Why is this useful? This file tracks every movement of the HEAD. If you ever get yourself into a “detached HEAD” state, or think you’ve lost something, you should be able to rediscover it using git reflog:
git reflog
499a73e (HEAD -> main) HEAD@{0}: commit (initial): initial commit
This file will grow and grow (it is a log, after all). At the moment, there is only one entry, as we’ve only made one commit.
You can also run git reflog for a particular branch:
git reflog feature
By default, the git reflog removes entries older than 90 days, but you can change it.
Logs (refs)
Checking the remaining file:
cat .git/logs/refs/heads/main
0000000000000000000000000000000000000000 499a73e03c3871ff8510a1663ab5507ab31651ea Adam Parr <[email protected]> 1767628898 +0000 commit (initial): initial commit
This looks the same as the other set of logs. So what’s the difference?
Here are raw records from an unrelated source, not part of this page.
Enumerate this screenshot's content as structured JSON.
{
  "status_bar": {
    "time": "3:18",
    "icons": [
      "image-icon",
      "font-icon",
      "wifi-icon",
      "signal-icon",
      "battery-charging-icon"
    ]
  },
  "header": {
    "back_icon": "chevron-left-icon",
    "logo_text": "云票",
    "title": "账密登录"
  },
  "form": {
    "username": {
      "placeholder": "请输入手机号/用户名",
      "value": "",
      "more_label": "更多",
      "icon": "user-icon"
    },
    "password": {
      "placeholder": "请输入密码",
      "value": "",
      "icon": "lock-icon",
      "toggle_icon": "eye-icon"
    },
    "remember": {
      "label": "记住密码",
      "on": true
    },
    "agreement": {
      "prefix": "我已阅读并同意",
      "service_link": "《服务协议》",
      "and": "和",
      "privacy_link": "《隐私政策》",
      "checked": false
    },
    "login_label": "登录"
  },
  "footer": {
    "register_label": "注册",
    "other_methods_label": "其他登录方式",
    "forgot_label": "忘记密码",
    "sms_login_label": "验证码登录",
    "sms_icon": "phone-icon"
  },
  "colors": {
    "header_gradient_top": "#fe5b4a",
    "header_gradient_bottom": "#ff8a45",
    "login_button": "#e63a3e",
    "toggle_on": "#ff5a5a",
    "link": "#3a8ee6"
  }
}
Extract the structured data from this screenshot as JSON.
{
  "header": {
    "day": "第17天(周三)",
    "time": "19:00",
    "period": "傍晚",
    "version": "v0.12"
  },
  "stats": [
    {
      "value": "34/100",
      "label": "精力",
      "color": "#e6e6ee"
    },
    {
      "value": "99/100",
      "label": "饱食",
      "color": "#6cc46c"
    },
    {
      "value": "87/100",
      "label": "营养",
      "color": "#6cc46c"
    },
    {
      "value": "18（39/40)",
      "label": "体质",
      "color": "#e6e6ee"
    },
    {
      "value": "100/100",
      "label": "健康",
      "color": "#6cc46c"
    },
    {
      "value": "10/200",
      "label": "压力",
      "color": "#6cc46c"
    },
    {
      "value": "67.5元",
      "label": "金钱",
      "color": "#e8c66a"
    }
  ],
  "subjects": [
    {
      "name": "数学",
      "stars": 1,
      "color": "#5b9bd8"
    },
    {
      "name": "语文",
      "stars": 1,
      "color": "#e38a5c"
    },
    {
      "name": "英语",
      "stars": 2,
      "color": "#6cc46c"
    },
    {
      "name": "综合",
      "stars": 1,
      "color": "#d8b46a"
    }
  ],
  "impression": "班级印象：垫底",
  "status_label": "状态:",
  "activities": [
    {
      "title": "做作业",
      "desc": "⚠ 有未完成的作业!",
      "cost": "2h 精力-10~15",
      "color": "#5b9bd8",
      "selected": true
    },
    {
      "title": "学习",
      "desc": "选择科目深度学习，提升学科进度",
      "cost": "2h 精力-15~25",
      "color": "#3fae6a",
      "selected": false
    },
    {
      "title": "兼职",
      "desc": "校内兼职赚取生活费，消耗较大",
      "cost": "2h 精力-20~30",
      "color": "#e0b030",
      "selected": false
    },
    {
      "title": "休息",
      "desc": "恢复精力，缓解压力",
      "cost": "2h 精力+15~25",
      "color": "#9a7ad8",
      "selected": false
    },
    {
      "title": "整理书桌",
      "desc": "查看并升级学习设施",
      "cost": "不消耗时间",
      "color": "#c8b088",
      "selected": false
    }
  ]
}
When you switch branches, the HEAD points to the tip of the new branch. This file shows all of the commits linked to the branch you are on, walking up the commit graph by following the parent commit hashes.
You’ll therefore have a file at .git/logs/refs/heads/ for every branch you’ve created.
Make a conclusion
You don’t really need to use Git to explore Git. But with a couple of simple aliases and some creative thinking, it can make it easy to see the effect that your commands are having.
Git is remarkably simple under the hood, although there are other points that haven’t been discussed here, such as tags, and the effect of commands like git cherry-pick. Hopefully you have enough to explore further (or maybe I will).